Stokes went pale and searchlights brighter than the sun flooded through the hangar windows. A voice echoed through bullhorns, barking syllables too muddled by the echo to be words. It didn’t matter. They all got the gist. By the time Amos got to the front doors, there were figures in the lights. Men in riot gear approaching the hangar with assault rifles in their hands that looked a little more heavy-duty than crowd control demanded. The servants were lined up on the stairs to the ship’s airlock, but they weren’t moving fast. One of Erich’s men – maybe twenty years old with a red scarf at his neck – handed Amos a rifle and grinned.
“Aim for the lights?”
“Any plan’s better than no plan,” Amos said, and broke the windowpane out with the butt of the rifle. The gunfire started before he could flip the barrel around to take aim. It roared like a storm, no gap between one report and the next. Somewhere people were screaming, but Erich and Peaches were in the ship and Holden and Alex and Naomi were somewhere off-planet and Lydia was safely dead. There was only so much to worry about. The guy next to him was screaming a wordless war cry. Amos took aim, breathed out, squeezed. The rifle kicked, and one of the glaring lights went out. Then someone else got another one. One of the Pinkwater soldiers pulled back an arm to throw something, and Amos shot them in the hip. A second after they went down, the grenade they dropped flashed and a plume of tear gas rose up through the falling rain.
Someone – Butch, it sounded like – yelled “Push ’em back!” and Amos crouched down, squinting back at the Zhang Guo. The civilians were almost all on, Stokes at the back waving his arms and yelling to hurry them. Something detonated, blowing the glass out of the remaining windows. The shock wave thudded through Amos’ chest like the explosion had kicked him. He stood up, glanced through the window, and shot the nearest figure in the face. The deeper rattle came from outside, and stuttering muzzle flash brighter than the remaining lights. Holes appeared in the wall, beams of light shining through into the vast cathedral space of the hangar.
“We got to get out of here!” Scarf Boy shouted.

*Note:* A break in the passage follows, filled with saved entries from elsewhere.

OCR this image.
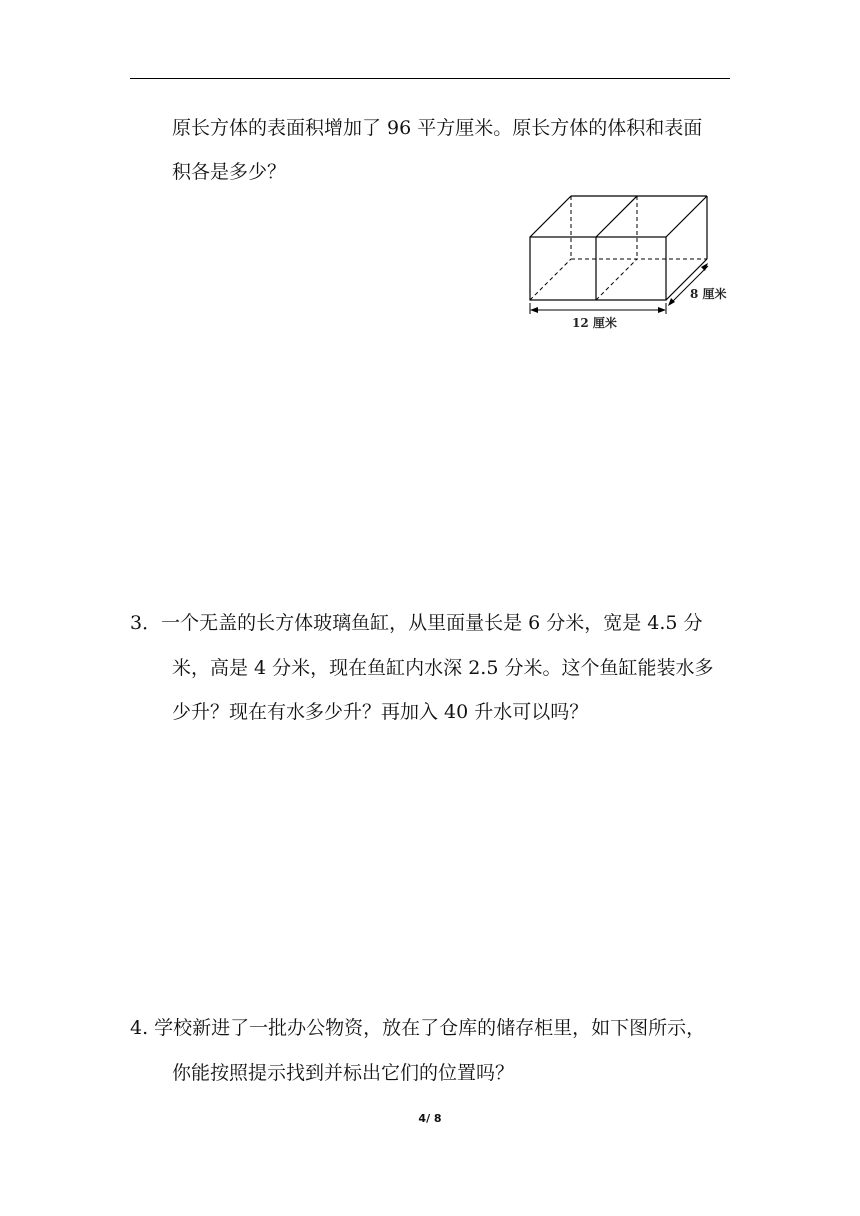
原长方体的表面积增加了 96 平方厘米。原长方体的体积和表面
积各是多少？
12 厘米
8 厘米
3．一个无盖的长方体玻璃鱼缸，从里面量长是 6 分米，宽是 4.5 分
米，高是 4 分米，现在鱼缸内水深 2.5 分米。这个鱼缸能装水多
少升？现在有水多少升？再加入 40 升水可以吗？
4. 学校新进了一批办公物资，放在了仓库的储存柜里，如下图所示，
你能按照提示找到并标出它们的位置吗？
4/ 8
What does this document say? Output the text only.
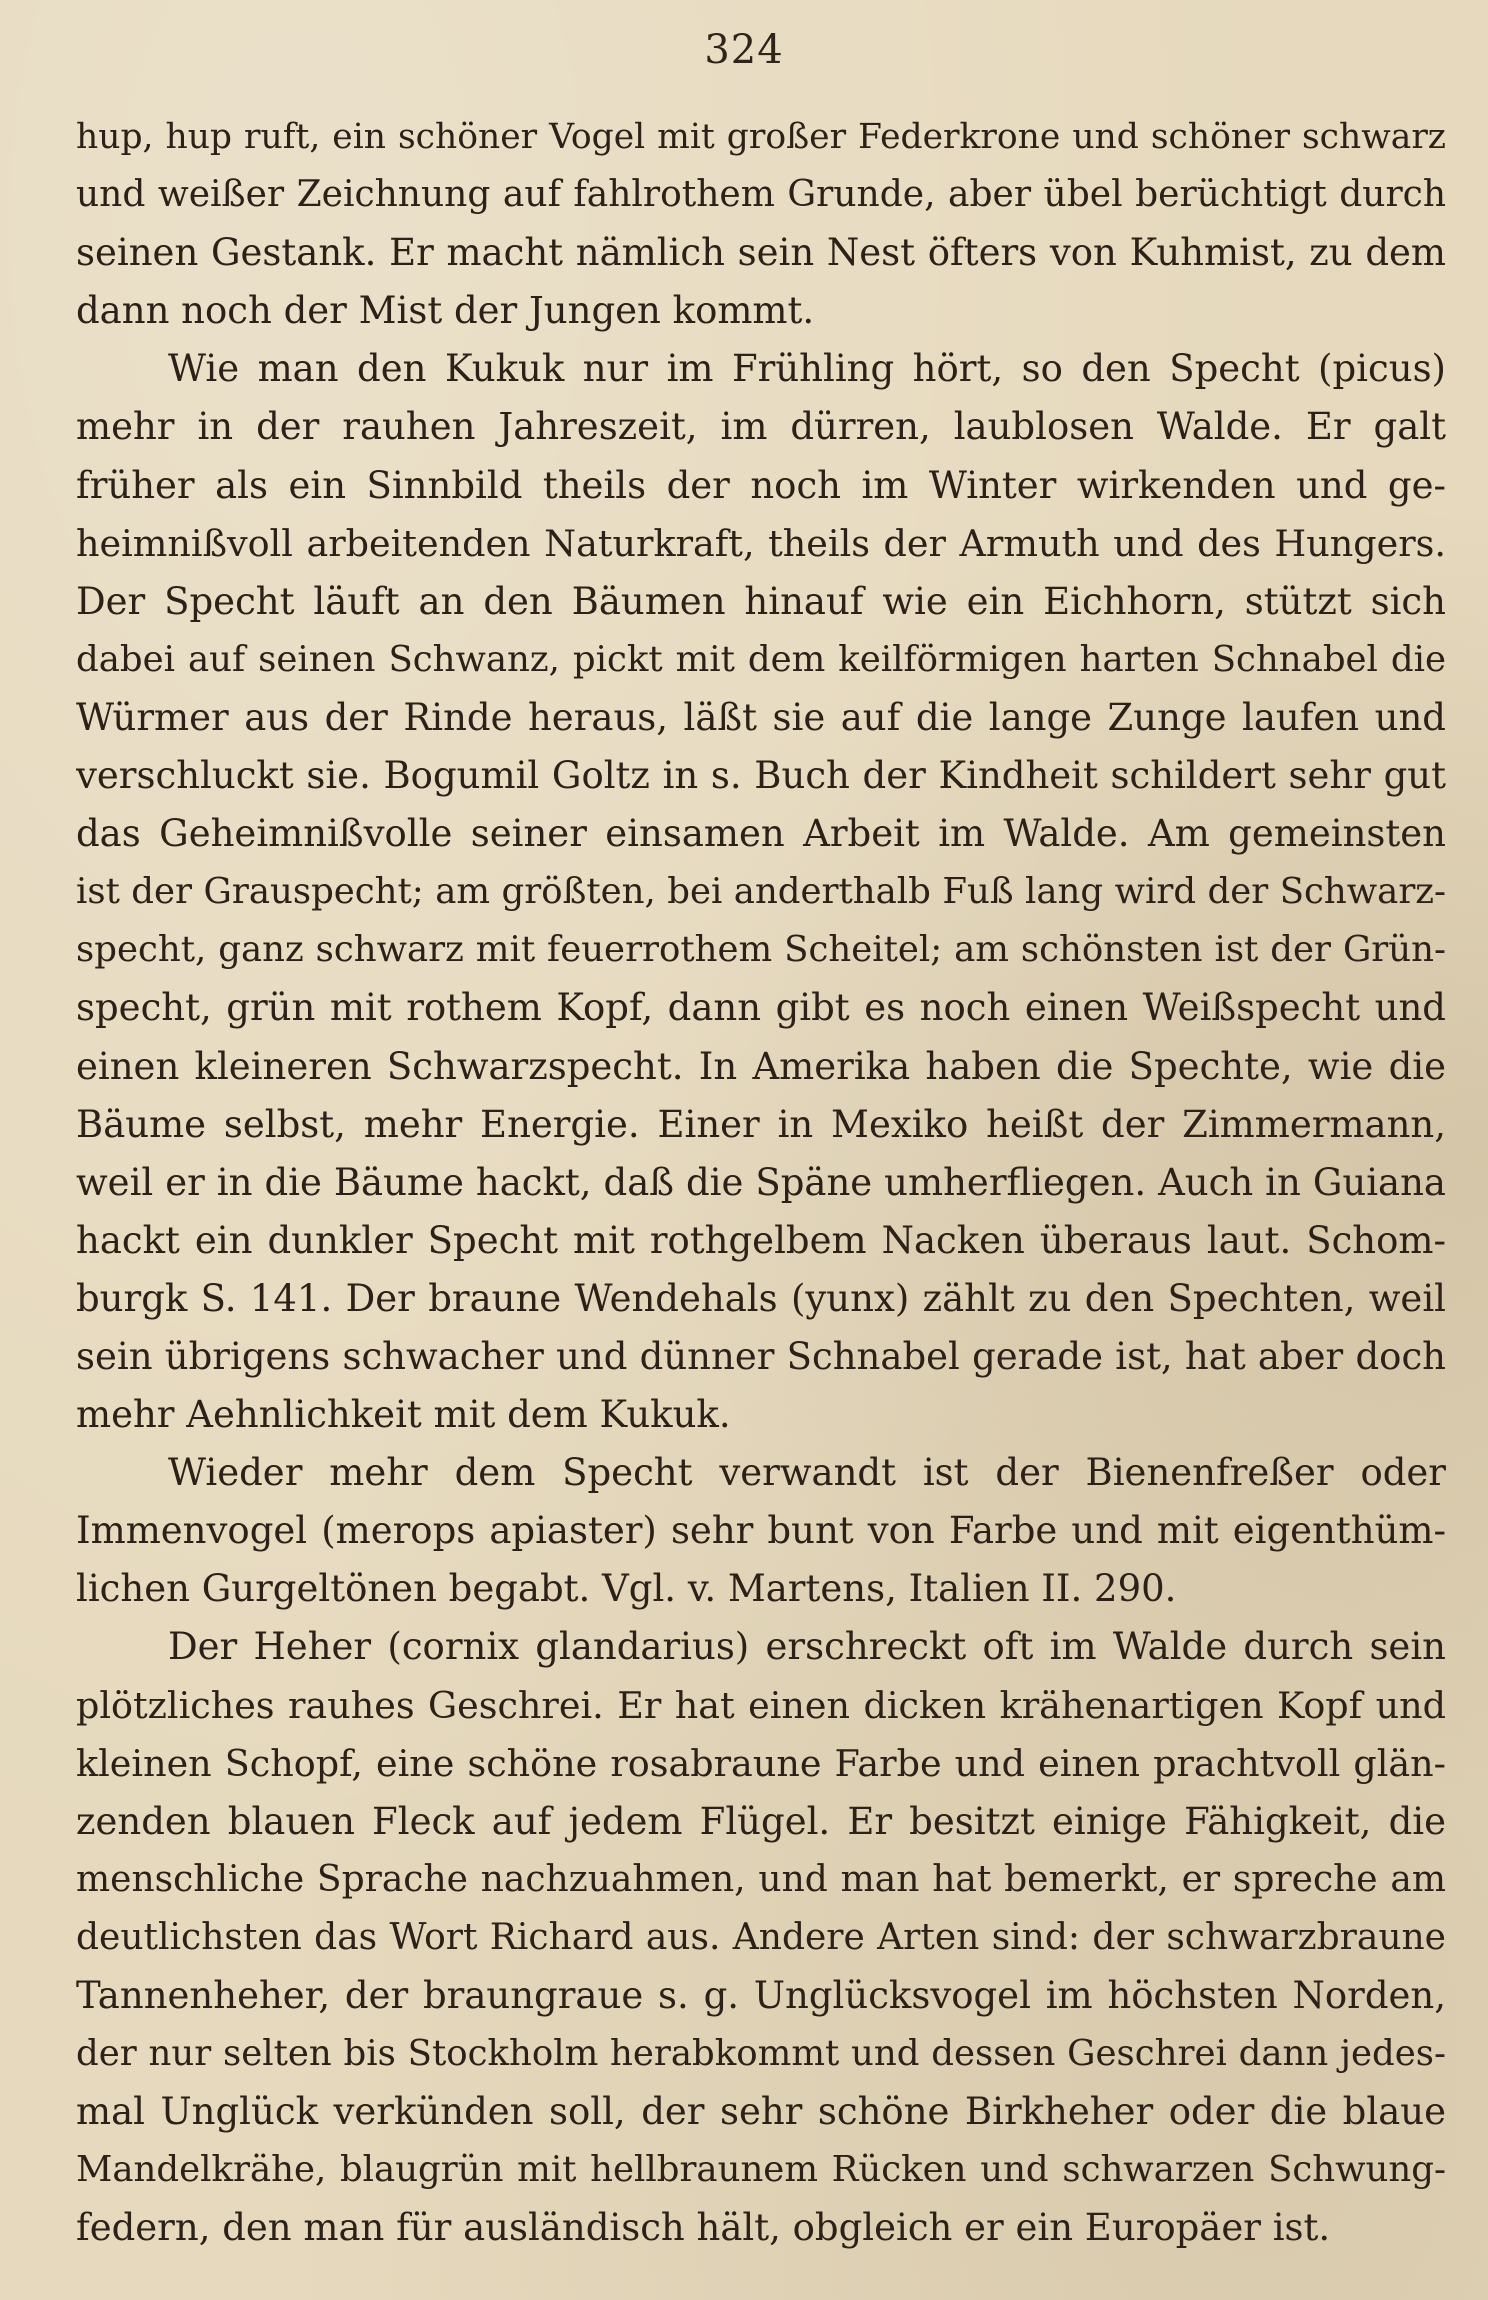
324
hup, hup ruft, ein schöner Vogel mit großer Federkrone und schöner schwarz
und weißer Zeichnung auf fahlrothem Grunde, aber übel berüchtigt durch
seinen Gestank. Er macht nämlich sein Nest öfters von Kuhmist, zu dem
dann noch der Mist der Jungen kommt.
Wie man den Kukuk nur im Frühling hört, so den Specht (picus)
mehr in der rauhen Jahreszeit, im dürren, laublosen Walde. Er galt
früher als ein Sinnbild theils der noch im Winter wirkenden und ge-
heimnißvoll arbeitenden Naturkraft, theils der Armuth und des Hungers.
Der Specht läuft an den Bäumen hinauf wie ein Eichhorn, stützt sich
dabei auf seinen Schwanz, pickt mit dem keilförmigen harten Schnabel die
Würmer aus der Rinde heraus, läßt sie auf die lange Zunge laufen und
verschluckt sie. Bogumil Goltz in s. Buch der Kindheit schildert sehr gut
das Geheimnißvolle seiner einsamen Arbeit im Walde. Am gemeinsten
ist der Grauspecht; am größten, bei anderthalb Fuß lang wird der Schwarz-
specht, ganz schwarz mit feuerrothem Scheitel; am schönsten ist der Grün-
specht, grün mit rothem Kopf, dann gibt es noch einen Weißspecht und
einen kleineren Schwarzspecht. In Amerika haben die Spechte, wie die
Bäume selbst, mehr Energie. Einer in Mexiko heißt der Zimmermann,
weil er in die Bäume hackt, daß die Späne umherfliegen. Auch in Guiana
hackt ein dunkler Specht mit rothgelbem Nacken überaus laut. Schom-
burgk S. 141. Der braune Wendehals (yunx) zählt zu den Spechten, weil
sein übrigens schwacher und dünner Schnabel gerade ist, hat aber doch
mehr Aehnlichkeit mit dem Kukuk.
Wieder mehr dem Specht verwandt ist der Bienenfreßer oder
Immenvogel (merops apiaster) sehr bunt von Farbe und mit eigenthüm-
lichen Gurgeltönen begabt. Vgl. v. Martens, Italien II. 290.
Der Heher (cornix glandarius) erschreckt oft im Walde durch sein
plötzliches rauhes Geschrei. Er hat einen dicken krähenartigen Kopf und
kleinen Schopf, eine schöne rosabraune Farbe und einen prachtvoll glän-
zenden blauen Fleck auf jedem Flügel. Er besitzt einige Fähigkeit, die
menschliche Sprache nachzuahmen, und man hat bemerkt, er spreche am
deutlichsten das Wort Richard aus. Andere Arten sind: der schwarzbraune
Tannenheher, der braungraue s. g. Unglücksvogel im höchsten Norden,
der nur selten bis Stockholm herabkommt und dessen Geschrei dann jedes-
mal Unglück verkünden soll, der sehr schöne Birkheher oder die blaue
Mandelkrähe, blaugrün mit hellbraunem Rücken und schwarzen Schwung-
federn, den man für ausländisch hält, obgleich er ein Europäer ist.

“Sounds good,” Amos said, and started walking backward, firing through the window. A half second later, Scarf Boy was with him. The others either noticed them or had already reached the same conclusion. Two were already on the stairs, shooting as they climbed. At this point, no one was trying to hit anything; they were just keeping the others from advancing too fast for everyone to get on board. Amos’ rifle went dry. He dropped it and jogged back to the stairs, holding his hand terminal to his ear as he went.
“How’re we doing?” he shouted.
“You’re very clever,” Peaches yelled back. “We had a power hiccup on start-up. Would have lost maneuvering thrusters.”
“We going to lose them now?”
“Don’t think so.”
“Good.”
He stopped at the base of the stairs. Scarf Boy crouched behind him, reloading his assault rifle. When he had the new magazine in, Amos plucked it out of his hands and pointed at the stairway with his chin. Scarf Boy nodded thanks and scuttled up the steps, his head low. Shadows danced on the windows, and the side door burst in with a three-person team rushing in. Amos mowed them down. Half a dozen of Erich’s people were on the stairs now, some still shooting as they climbed. One of them – Butch – stumbled as she got to the fourth step up. Blood soaked her arm and the side of her neck. Amos held the assault rifle up, spraying the walls, and knelt beside her.